Cow peas, I don't think sun hemp is real palatable. I'll try to find some links for you in the next couple days.


----------



## ramiller5675 (Mar 31, 2009)

Oklahoma State University was doing a research project last summer about grazing cover crops that's on YouTube at: [ame]https://www.youtube.com/watch?v=dqksxKgMRNs[/ame] 

The cover crop details are about halfway through, but they planted a mix of 10 lb. BMR sorghum-sudangrass, 10 lb. cowpeas, and 5 lb. sunn hemp. 

I once talked to a guy that claimed he always planted a mix of millet and cowpeas after his wheat mainly for hay, but I'd think you could easily graze something like that.

I've grazed sorghum-sudangrass before without any problems, as long as it's not in the middle of a drought or otherwise stressed, I don't worry too much about prussic acid (I'm usually more worried about nitrate poisoning).


----------



## Allen W (Aug 2, 2008)

No answers but plenty of reading. http://gostarseed.com/ seed co., http://www.jeinc.com/cover-crop seed co. with links to USDA fact sheets, http://msucares.com/crops/forages/legumes/index.html Mississippi extension link, http://www.no-tillfarmer.com/download-cover-crops-pluses-and-minus no till magazine link


----------



## FarmerDavid (Jul 16, 2012)

Allen W said:


> Cow peas, I don't think sun hemp is real palatable. I'll try to find some links for you in the next couple days.


From what I've been told sunn hemp is excelent forage under 40" tall. Over that and it becomes to fiberious. Cow peas have been suggested with the sunn hemp 

I was waiting for a baby to come last night and was reading about Australian winter peas. I'm courous if I could get them planted in late august if is be happy with their fall growth. That would be after corn with tritacle/wheat and radish/turnip


----------



## kycrawler (Sep 18, 2011)

I have planted the Austrian winter peas before didn't get much growth out of them this fall I plan to plant bin run wheat and turnips. The turnip seed is cheap at MFA about 1.70 a lb if you buy a full bag and 50 lb of turnip seed makes a lot of tonnage of feed


----------



## WadeFisher (Sep 26, 2013)

I had sun hemp in a mixed planting last year ( 2014 ) The mix was Forage Oats, Sun Hemp, Phycelia. 
The cows totally ignored the Sun Hemp and Phycelia while eating the Oats to the ground. If they were mob-grazed on a tighter rotation they probly would have eaten it all. But they were permitted to selectively graze this plot to see what they thought about the Sun Hemp and Phycelia.


----------



## Bret (Oct 3, 2003)

Fun useful thread. Cows always have a general opinion on forage. I used to have a cow that even ate musk thistle until it go over eight or ten inches tall.

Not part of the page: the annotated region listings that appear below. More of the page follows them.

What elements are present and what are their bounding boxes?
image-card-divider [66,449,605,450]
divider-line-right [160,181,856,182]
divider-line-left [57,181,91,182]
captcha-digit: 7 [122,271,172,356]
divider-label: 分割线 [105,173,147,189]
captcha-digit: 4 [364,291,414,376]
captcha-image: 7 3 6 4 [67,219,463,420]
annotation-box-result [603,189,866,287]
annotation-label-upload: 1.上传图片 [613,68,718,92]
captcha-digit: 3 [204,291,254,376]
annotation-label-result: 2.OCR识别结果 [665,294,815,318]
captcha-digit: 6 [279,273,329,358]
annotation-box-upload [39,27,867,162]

kycrawler, did you broadcast the turnip seed?


----------



## FarmerDavid (Jul 16, 2012)

Bret said:


> Fun useful thread. Cows always have a general opinion on forage. I used to have a cow that even ate musk thistle until it go over eight or ten inches tall.
> 
> kycrawler, did you broadcast the turnip seed?


I tried broadcasting last spring and fall and had far superior results with the drill. Not saying it can't work, just my results. 

Along those lines can you successfully broadcast pearl millet? From what I'm reading here I'm leaning that way. If sunn hemp wasn't so expensive id still like to try it but seed is quite a bit higher then millet or other options.


----------



## kycrawler (Sep 18, 2011)

I use a john Deere fb drill it isn't no till but if the ground isn't too hard it works . I mix with wheat or oats in the drill to seed it . I have broadcast turnips before not nearly as good as drilling them I did plow some sod last fall broadcast seed it them disc the seed in and it worked OK


----------



## Bret (Oct 3, 2003)

A good tip. Thanks.


----------